This is a long post -- a lot of background before the question. The quick version is that I've tried to use OpenMP on elements of a linked list -- using OpenMP tasks in a way I've seen prescribed elsewhere, but that leads to a significant slowdown. However, I can get a significant speedup if I divide things up differently, but I'm wondering if there's a way to get the first way to work, since it's cleaner/simpler and (I think) it dynamically balances work across the threads.
I've got a reasonably long linked list (can be a couple million elements) of Fortran types (C structures) and -- several times -- I've got to iterate over the list and operate on each of the elements. So, I've got a subroutine (eachPhonon) that takes a subroutine as an argument (srt) and operates that on each element of the list:
subroutine eachPhonon(srt)
external :: srt
type(phonon), pointer :: tptr
tptr => head
do while(associated(tptr))
call srt(tptr)
tptr => tptr%next
enddo
endsubroutine
It seems like this is a good place for a parallel speedup, since each call of srt can be done independently of the others. This would be very simple using openmp if I had a Fortran do (C for) loop. However, I've seen a method for how to do it using a linked list, both on stackoverflow and from intel. Basically, it makes each call to srt it's own task -- something like:
subroutine eachPhonon(srt)
external :: srt
type(phonon), pointer :: tptr
tptr => head
!$OMP PARALLEL
!$OMP SINGLE
do while(associated(tptr))
!$OMP TASK FIRSTPRIVATE(tptr)
call srt(tptr)
!$OMP END TASK
tptr => tptr%next
enddo
!$OMP END SINGLE
!$OMP END PARALLEL
endsubroutine
This seems to work, but it's significantly slower than using just one thread.

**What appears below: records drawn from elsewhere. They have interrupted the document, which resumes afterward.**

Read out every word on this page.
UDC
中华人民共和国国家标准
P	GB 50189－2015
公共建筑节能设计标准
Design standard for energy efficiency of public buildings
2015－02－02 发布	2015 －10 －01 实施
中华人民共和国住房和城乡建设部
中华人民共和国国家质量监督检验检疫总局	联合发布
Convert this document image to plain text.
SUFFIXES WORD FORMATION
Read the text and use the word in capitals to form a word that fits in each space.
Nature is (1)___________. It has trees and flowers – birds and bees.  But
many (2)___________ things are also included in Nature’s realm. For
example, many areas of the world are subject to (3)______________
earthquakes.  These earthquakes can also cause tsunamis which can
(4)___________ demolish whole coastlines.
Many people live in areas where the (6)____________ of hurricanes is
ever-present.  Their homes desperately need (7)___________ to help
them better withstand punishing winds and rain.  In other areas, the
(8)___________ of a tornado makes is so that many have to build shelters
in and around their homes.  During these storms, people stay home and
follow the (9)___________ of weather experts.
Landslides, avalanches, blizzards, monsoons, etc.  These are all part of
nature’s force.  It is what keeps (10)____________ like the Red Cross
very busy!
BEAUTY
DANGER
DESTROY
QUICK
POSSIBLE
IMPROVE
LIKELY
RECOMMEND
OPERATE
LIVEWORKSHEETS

I rewrote things so that given, say, 4 threads, one thread would operate on elements 1,5,9..., another on elements 2,6,10..., etc.:
subroutine everyNth(srt, tp, n)
external :: srt
type(phonon), pointer :: tp
integer :: n, j
do while(associated(tp))
call srt(tp)
do j=1,n
if(associated(tp)) tp => tp%next
enddo
enddo
endsubroutine
subroutine eachPhononParallel(srt)
use omp_lib
external :: srt
type(phonon), pointer :: tp
integer :: j, nthreads
!$OMP PARALLEL
!$OMP SINGLE
nthreads = OMP_GET_NUM_THREADS()
tp => head
do j=1,nthreads
!$OMP TASK FIRSTPRIVATE(tp)
call everyNth(srt, tp, nthreads)
!$OMP END TASK
tp => tp%next
enddo
!$OMP END SINGLE
!$OMP END PARALLEL
endsubroutine
This can lead to a significant speedup.
Is there a way to make the first method efficient?
I'm new to parallel processing, but my reading is that the first method has too much overhead since it tries to make a task for each element. The second way only makes one task for each thread and avoids that overhead. The downside is somewhat less clean code that can't be compiled without openmp, and it won't dynamically balance work across the threads -- it's all statically assigned at the beginning.